Procedimentos que de algum modo mimetizam um estado de deriva – como o
de um barco solto no mar – e que deram origem ao que Zé Miguel Wisnik
definiu como “canção expandida”, com suas inesperadas “lagoas sonoras”,
sua temporalidade finalmente emancipada da urgência do presente. É como
se o mundo não mais oferecesse qualquer interesse, e o indivíduo tivesse
se recolhido inteiramente dentro de si, como um caramujo. Há algo
profundamente romântico nesse movimento melancólico rumo à
interioridade. E certamente ele está apoiado sobre a volta da melodia
como principal parâmetro de sentido da canção – Camelo talvez seja o
principal melodista de sua geração -, numa diferença marcante com o peso
da palavra e do ritmo no rap, com sua vontade concreta de
nomear e atuar sobre o real. “É, pode ser que a maré não vire / pode ser
do vento ir contra o cais / e se já não sinto os teus sinais / pode ser
da vida acostumar”. As músicas dos Hermanos nos fazem indagar
sobre o lugar da melancolia no mundo de hoje – sobre a diferença
perigosamente mínima, até do ponto de vista das palavras, entre resistência e desistência. Se o Ventura ainda era um disco conectado com o pop, 4 parece um exílio que anuncia o fim melancólico da própria banda.

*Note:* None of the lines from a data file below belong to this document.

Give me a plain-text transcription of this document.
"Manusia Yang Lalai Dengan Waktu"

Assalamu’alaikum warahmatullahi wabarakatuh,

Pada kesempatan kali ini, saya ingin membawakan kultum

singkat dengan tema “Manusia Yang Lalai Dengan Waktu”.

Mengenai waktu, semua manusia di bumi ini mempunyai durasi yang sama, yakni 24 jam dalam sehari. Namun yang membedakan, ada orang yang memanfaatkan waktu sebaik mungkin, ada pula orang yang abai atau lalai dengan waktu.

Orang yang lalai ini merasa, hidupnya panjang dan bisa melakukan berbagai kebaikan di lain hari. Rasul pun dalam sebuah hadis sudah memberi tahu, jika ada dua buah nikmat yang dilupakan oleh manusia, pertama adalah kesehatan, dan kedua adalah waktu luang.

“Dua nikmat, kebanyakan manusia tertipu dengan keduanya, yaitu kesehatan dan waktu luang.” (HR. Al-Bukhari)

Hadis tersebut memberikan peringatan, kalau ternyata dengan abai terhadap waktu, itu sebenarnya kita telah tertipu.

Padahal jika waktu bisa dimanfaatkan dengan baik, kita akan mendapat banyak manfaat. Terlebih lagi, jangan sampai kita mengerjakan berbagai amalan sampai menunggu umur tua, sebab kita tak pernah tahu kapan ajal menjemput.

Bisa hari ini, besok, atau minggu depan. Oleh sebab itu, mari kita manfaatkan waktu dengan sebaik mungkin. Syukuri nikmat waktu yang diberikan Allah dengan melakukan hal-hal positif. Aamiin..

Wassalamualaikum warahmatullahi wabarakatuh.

8. “A gente quer ver horizonte distante”. “Dá-me luz, ó Deus do
tempo, dá-me luz”! Quem teve a chance de ir aos shows dos Hermanos sabe
que a banda existia na media em que havia um público. As duas instâncias
caminhavam juntas, em rara simbiose. Pessoas cantando da primeira à
última música, em total identificação. Havia nos concertos dos Hermanos
algo da “efervescência coletiva” que Durkheim associava à experiência
coletiva do sagrado, uma atmosfera de comunhão religiosa. Não deixa de
ser curioso que ela tenha sido alcançada pela concentração na
experiência individual, no Bloco do eu sozinho, e não pela
negação desta. Que ao descer ainda mais no indivíduo se tenha tocado em
um fundo comum, capaz de fazer com que, pelo menos durante os shows, uma
parcela expressiva da juventude de classe média rompesse o isolamento e
voltasse a se conectar em irmandade. E que de repente uma geração tenha
passado a ter uma ideia mais clara de si.